Abstract: This study develops a unified test procedure for nonparametric functions in a reproducing kernel Hilbert space of high-dimensional or functional covariates. The test procedure is simple, computationally efficient, and practical because we do not need to distinguish high-dimensional or functional covariates. We derive the asymptotic distributions of the proposed test statistic under the null and a series of local alternative hypotheses. The asymptotic distributions depend on the decay rate of the eigenvalues of the kernel function. This decay rate is determined by the kernel function and the types of covariates. We also develop a novel kernel selection procedure to maximize the power of the proposed test by maximizing the signal-to-noise ratio. The proposed kernel selection procedure is shown to be consistent in selecting the kernels that maximize the power function. Moreover, a test with a regularized kernel is constructed to further improve the power.
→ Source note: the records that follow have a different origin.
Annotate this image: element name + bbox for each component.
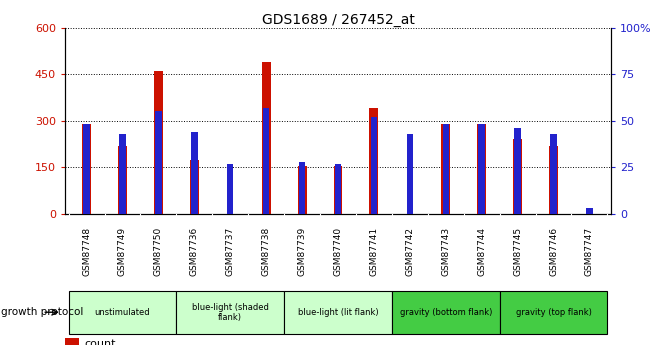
Text: growth protocol: growth protocol: [1, 307, 84, 317]
Bar: [335, 164, 341, 214]
Bar: [83, 125, 90, 214]
Bar: [333, 166, 343, 214]
Bar: [65, 338, 79, 345]
Text: GSM87744: GSM87744: [477, 227, 486, 276]
Text: blue-light (lit flank): blue-light (lit flank): [298, 308, 378, 317]
Text: GSM87743: GSM87743: [441, 227, 450, 276]
Text: GSM87750: GSM87750: [154, 227, 163, 276]
Bar: [190, 159, 199, 214]
Text: GSM87748: GSM87748: [82, 227, 91, 276]
Text: GSM87749: GSM87749: [118, 227, 127, 276]
Bar: [118, 146, 127, 214]
Bar: [262, 62, 270, 214]
Bar: [443, 125, 449, 214]
Bar: [119, 134, 125, 214]
Bar: [82, 124, 91, 214]
Bar: [477, 124, 486, 214]
Bar: [299, 162, 305, 214]
Title: GDS1689 / 267452_at: GDS1689 / 267452_at: [261, 12, 415, 27]
Bar: [586, 208, 593, 214]
Bar: [500, 291, 607, 334]
Bar: [514, 128, 521, 214]
Bar: [176, 291, 284, 334]
Bar: [478, 125, 485, 214]
Text: gravity (top flank): gravity (top flank): [515, 308, 592, 317]
Text: GSM87738: GSM87738: [262, 227, 270, 276]
Text: GSM87736: GSM87736: [190, 227, 199, 276]
Text: unstimulated: unstimulated: [95, 308, 150, 317]
Text: GSM87741: GSM87741: [369, 227, 378, 276]
Text: GSM87740: GSM87740: [333, 227, 343, 276]
Bar: [298, 166, 307, 214]
Bar: [549, 146, 558, 214]
Bar: [407, 134, 413, 214]
Text: GSM87746: GSM87746: [549, 227, 558, 276]
Bar: [155, 111, 162, 214]
Text: GSM87737: GSM87737: [226, 227, 235, 276]
Bar: [369, 108, 378, 214]
Bar: [191, 132, 198, 214]
Bar: [263, 108, 269, 214]
Text: blue-light (shaded
flank): blue-light (shaded flank): [192, 303, 268, 322]
Text: GSM87739: GSM87739: [298, 227, 307, 276]
Bar: [154, 71, 163, 214]
Text: GSM87745: GSM87745: [513, 227, 522, 276]
Bar: [441, 124, 450, 214]
Bar: [370, 117, 377, 214]
Text: GSM87742: GSM87742: [406, 227, 414, 276]
Text: gravity (bottom flank): gravity (bottom flank): [400, 308, 492, 317]
Bar: [513, 139, 522, 214]
Bar: [392, 291, 500, 334]
Bar: [551, 134, 557, 214]
Text: GSM87747: GSM87747: [585, 227, 594, 276]
Bar: [69, 291, 176, 334]
Bar: [227, 164, 233, 214]
Text: count: count: [84, 339, 116, 345]
Bar: [284, 291, 392, 334]
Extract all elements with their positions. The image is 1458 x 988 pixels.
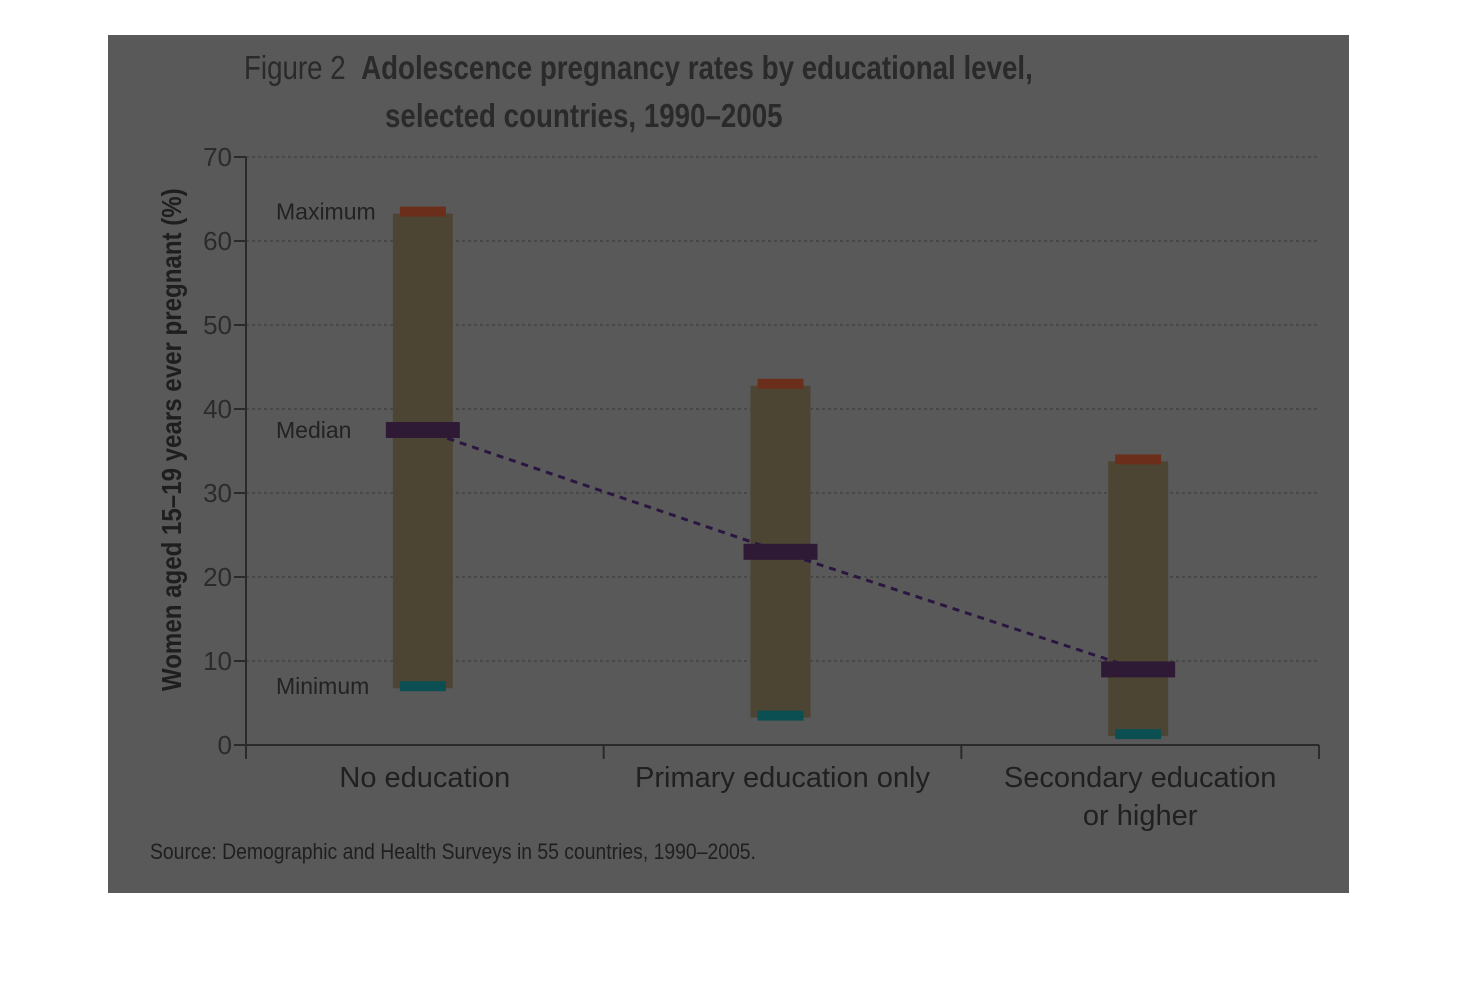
y-tick-label: 50 (203, 310, 232, 340)
y-tick-label: 40 (203, 394, 232, 424)
x-category-label: Primary education only (635, 762, 930, 794)
minimum-marker (1115, 729, 1162, 740)
y-tick-label: 20 (203, 562, 232, 592)
range-bar (1108, 461, 1169, 737)
minimum-marker (757, 710, 804, 721)
figure-number: Figure 2 (244, 49, 346, 86)
median-marker (385, 422, 460, 438)
source-note: Source: Demographic and Health Surveys i… (150, 839, 756, 864)
maximum-marker (757, 378, 804, 389)
legend-label-minimum: Minimum (276, 673, 369, 699)
minimum-marker (399, 681, 446, 692)
y-tick-label: 10 (203, 646, 232, 676)
legend-label-maximum: Maximum (276, 199, 376, 225)
maximum-marker (1115, 454, 1162, 465)
y-tick-label: 30 (203, 478, 232, 508)
x-category-label: or higher (1083, 800, 1198, 832)
range-bar (392, 213, 453, 689)
figure-title-line-1: Figure 2 Adolescence pregnancy rates by … (244, 49, 1033, 87)
y-tick-label: 0 (218, 730, 232, 760)
figure-title-continuation: selected countries, 1990–2005 (385, 97, 783, 134)
maximum-marker (399, 206, 446, 217)
x-category-label: Secondary education (1004, 762, 1276, 794)
legend-label-median: Median (276, 417, 351, 443)
y-tick-label: 70 (203, 142, 232, 172)
x-category-label: No education (339, 762, 510, 794)
chart-svg: 0 10 20 30 40 50 60 70 No education Primary educa… (203, 142, 1320, 832)
figure-panel: Figure 2 Adolescence pregnancy rates by … (108, 35, 1349, 893)
median-marker (743, 543, 818, 560)
figure-title: Adolescence pregnancy rates by education… (361, 49, 1033, 86)
median-marker (1101, 661, 1176, 678)
y-tick-label: 60 (203, 226, 232, 256)
figure-title-line-2: selected countries, 1990–2005 (385, 97, 783, 135)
It is shown that the proposed test nearly achieves the power of an oracle test if the regularization parameter is properly chosen. Extensive simulation studies evaluate the finite-sample performance of the proposed method. Finally, we apply the proposed method to a Yorkshire gilt data set to identify pathways that are associated with the triiodothyronine level. The proposed methods are included in an R package "KerUTest".

Key words and phrases: Gene set analysis, kernel function, nonparametric regression, reproducing kernel Hilbert space.